Predictions suggest that by 2025 more than 70 percent of the workforce in North America will consist of employees from the millennial generation. This vibrant cohort of current and future employees has left many of today’s leaders scratching their heads and leaping towards popular water cooler myths rather than the truth.
As much as it may be difficult for today’s Boomer or Gen X leaders to accede, adaptation to Gen Y’s unique predispositions is necessary, and we simply are not ready.
As learning organizations prepare for the influx of Gen Y into the workforce, it is critical to re-think the topography of the learning landscape. What works for today’s employee, will not register with Gen Y and with the generation after them, Gen Z.
The future of learning for millennials includes a much wider plethora of variegated activities and delivery methods. It is incumbent upon leaders to lead the learning transformation towards a “Maximized Assimilation of Knowledge” approach. This may sound complex, but it is actually a basic arrangement of blended learning systems derived from the three cornerstones of transferable learning: learning style adaptation, application of on-the-job learning and incorporation of personalized and social learning.
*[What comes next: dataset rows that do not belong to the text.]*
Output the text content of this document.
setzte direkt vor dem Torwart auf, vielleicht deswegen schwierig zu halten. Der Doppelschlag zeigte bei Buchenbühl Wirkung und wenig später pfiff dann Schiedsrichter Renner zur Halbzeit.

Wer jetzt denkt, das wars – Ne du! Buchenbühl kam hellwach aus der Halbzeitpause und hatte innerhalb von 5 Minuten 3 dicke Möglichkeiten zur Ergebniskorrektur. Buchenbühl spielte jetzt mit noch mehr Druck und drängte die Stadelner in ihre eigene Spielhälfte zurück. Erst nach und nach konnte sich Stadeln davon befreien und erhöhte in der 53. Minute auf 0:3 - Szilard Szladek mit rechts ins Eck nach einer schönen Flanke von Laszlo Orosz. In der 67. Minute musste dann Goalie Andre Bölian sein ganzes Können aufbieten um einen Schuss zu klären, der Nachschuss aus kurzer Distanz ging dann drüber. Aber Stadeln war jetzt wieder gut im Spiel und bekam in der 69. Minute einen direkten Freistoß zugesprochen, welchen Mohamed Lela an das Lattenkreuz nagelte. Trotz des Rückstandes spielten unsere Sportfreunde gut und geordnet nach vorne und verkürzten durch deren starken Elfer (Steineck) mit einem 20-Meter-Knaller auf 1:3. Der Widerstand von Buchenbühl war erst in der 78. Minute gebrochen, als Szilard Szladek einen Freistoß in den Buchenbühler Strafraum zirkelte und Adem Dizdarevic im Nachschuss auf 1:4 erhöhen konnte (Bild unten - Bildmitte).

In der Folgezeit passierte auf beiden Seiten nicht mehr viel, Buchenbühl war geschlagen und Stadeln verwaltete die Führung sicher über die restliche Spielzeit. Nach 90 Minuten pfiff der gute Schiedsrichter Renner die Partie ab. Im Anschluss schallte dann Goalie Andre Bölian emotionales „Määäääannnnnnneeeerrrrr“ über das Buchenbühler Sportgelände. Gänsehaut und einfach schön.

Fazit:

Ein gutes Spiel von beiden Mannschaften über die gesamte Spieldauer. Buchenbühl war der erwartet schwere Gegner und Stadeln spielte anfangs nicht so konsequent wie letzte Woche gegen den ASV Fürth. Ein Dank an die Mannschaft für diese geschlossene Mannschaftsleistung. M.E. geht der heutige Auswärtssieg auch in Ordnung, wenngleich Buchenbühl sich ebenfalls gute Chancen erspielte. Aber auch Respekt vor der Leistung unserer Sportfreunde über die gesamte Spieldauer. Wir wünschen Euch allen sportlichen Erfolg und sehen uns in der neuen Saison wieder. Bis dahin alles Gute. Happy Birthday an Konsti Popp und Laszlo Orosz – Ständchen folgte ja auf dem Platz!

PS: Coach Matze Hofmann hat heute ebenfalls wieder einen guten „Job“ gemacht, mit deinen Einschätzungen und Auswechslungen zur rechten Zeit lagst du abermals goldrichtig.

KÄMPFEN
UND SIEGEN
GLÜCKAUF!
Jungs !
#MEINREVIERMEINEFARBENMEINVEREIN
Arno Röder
The first key component to Maximized Assimilation of Knowledge, learning style adaptation, is of key importance to transform learning and training approaches that will appeal to Gen Y. Placing employees into the learning mode that lines up with their natural learning style sets them up to absorb and retain knowledge. The learner takes in information without being forced to filter through an undesirable learning style. However, all training needs to be developed to suit all learning styles.
The second key component to Maximized Assimilation of Knowledge is application of on-the-job learning. Learning material needs to reflect information that will be used most during normal job functions. There is a tendency to present a plethora of knowledge which the student will rarely need day-to-day. In reality, for those job elements that arise only sporadically, Gen Y fairs better simply if they are shown where to research critical knowledge needed to handle these situations. By taking the all-encompassing data dump approach to learning, learning leaders may indirectly create significant knowledge gaps.
The third key component to Maximized Assimilation of Knowledge for the Gen Y learner is incorporation of personalized and social learning. Learning functions waste a great deal of time and effort on learning development that repeats or incorporates material already widely available on the Internet or other media. It makes more sense not to create training that rewrites information readily accessible in the public domain, or to prohibit social media use during office hours. Limited access to available knowledge creates redundancy and unnecessary work in the instructional design process that can be cost-intensive.
Gen Y also has taken peer and social learning to a new level. They want and need to immediately connect with others. They want to test and challenge new ideas – not just with a trainer or manager, but also with their peers. So, companies will need to invest part of their learning efforts into informal platforms to encourage employee social learning experiences.
Each year organizations invest millions into outdated learning programs. As we consider the speed of change, how we prepare Gen Y becomes a paramount concern in the learning environment. Relying on outmoded practices will result in significant drag on ROI.
Creating and designing for the learning needs in a changing learning and generational landscape should become priority-one for learning organizations globally. Gen Y is changing the DNA of corporate learning. Adopting a Maximized Assimilation of Knowledge approach is one step to achieve the necessary transformation.